Setali tiga uang, Mascherano didapuk sebagai bek tengah pada musim 2010/2011 lantaran Eric Abidal dan Carles Puyol bergantian masuk ruang perawatan. Oleh Guardiola yang ketika itu menukangi Barcelona, Mascherano disulap sebagai bek tengah dan jadi tandem Gerard Pique. Performa yang ditunjukkannya pun sangat memuaskan.
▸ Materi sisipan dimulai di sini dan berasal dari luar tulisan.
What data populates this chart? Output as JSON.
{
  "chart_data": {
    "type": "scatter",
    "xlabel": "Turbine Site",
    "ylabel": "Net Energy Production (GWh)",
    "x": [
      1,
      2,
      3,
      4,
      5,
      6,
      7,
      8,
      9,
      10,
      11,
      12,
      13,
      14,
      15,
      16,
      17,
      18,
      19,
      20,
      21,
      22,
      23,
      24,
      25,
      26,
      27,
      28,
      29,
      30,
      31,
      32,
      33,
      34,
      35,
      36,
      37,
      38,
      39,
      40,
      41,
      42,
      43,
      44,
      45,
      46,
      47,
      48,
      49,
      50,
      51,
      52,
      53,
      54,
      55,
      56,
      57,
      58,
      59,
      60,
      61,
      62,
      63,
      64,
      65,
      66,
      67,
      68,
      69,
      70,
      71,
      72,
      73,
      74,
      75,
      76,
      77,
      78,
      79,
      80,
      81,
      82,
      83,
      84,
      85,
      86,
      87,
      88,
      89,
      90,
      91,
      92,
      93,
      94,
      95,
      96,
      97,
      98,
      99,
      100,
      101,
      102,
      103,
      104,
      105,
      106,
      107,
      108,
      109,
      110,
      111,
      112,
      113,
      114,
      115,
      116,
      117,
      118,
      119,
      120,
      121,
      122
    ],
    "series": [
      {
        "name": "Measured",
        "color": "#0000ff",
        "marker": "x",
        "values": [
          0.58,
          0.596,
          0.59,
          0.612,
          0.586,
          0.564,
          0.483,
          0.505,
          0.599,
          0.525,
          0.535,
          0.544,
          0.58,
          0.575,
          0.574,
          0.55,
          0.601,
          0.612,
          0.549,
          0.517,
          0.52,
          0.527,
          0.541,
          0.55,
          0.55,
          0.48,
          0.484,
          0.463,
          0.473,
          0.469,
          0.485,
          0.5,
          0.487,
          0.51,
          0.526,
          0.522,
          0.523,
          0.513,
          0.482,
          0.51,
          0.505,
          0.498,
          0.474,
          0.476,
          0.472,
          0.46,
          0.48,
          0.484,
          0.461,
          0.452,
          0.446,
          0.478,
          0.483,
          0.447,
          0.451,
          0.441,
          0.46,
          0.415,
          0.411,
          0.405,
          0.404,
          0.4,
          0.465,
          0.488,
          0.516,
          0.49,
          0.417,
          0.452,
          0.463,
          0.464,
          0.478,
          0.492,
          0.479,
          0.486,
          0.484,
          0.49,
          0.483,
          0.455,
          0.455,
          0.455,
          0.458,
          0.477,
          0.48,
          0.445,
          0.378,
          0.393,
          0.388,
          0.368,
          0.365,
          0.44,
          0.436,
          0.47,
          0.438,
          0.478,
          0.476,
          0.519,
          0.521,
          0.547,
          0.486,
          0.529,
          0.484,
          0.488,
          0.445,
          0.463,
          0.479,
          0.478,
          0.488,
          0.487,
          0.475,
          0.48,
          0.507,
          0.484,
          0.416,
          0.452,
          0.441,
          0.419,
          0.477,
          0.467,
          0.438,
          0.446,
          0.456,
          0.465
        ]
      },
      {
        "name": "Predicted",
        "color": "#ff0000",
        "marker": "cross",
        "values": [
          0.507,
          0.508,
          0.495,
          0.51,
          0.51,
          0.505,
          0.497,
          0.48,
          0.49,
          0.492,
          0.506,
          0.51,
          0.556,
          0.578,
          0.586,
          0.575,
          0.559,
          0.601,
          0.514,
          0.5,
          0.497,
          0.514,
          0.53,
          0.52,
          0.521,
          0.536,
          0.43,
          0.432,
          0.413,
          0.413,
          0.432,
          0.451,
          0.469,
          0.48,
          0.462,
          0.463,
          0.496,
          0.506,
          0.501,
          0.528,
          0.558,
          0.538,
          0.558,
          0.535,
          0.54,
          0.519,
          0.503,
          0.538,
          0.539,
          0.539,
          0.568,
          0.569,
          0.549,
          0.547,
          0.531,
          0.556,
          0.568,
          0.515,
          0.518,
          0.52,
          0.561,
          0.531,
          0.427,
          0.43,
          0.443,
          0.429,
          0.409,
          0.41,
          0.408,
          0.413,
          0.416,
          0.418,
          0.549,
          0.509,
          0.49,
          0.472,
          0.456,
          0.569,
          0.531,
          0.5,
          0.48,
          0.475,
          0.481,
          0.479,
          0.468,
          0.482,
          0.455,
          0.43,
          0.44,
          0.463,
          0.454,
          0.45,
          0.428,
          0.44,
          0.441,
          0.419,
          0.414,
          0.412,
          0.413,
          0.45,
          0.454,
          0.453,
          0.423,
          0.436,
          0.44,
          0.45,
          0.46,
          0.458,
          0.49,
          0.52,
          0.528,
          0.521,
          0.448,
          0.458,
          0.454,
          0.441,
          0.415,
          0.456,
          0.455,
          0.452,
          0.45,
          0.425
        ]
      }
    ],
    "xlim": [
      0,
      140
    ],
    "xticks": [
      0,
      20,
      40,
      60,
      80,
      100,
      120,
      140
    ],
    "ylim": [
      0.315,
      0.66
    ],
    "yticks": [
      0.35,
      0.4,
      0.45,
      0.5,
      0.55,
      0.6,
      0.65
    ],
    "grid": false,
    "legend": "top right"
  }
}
Bagi Fabinho sendiri, keputusan Klopp memainkannya sebagai bek tengah dapat dianggap sebagai berkah tersendiri. Pasalnya, lini tengah Liverpool semakin sesak lantaran dihuni juga oleh Alex Oxlade-Chamberlain, Henderson, Naby Keita, James Milner, Thiago Alcantara, dan Wijnaldum. Kesempatan mengisi pusat permainan pun tereduksi sehingga bermain sebagai bek tengah alternatif jadi kans Fabinho memamerkan kualitas seraya membuktikan esensinya di tubuh tim.
Berbekal kemampuan fisik dan teknis mumpuni, Fabinho memang pilihan terbaik untuk menutup lubang yang ditinggalkan van Dijk saat ini. Dengan begitu Klopp dapat menekan kekhawatiran suporter Liverpool sebab duo Gomez dan Matip belum teruji.
Kendati demikian, ada urgensi yang memaksa Liverpool harus mendatangkan bek tengah anyar bahkan di saat Fabinho tampil sensasional dan dapat dijadikan sandaran baru. Alasannya sederhana, musim kompetisi masih sangat panjang dan Gomez serta Matip tergolong pemain yang rentan cedera. Tak menambah amunisi baru di lini belakang akan mengganggu laju The Reds.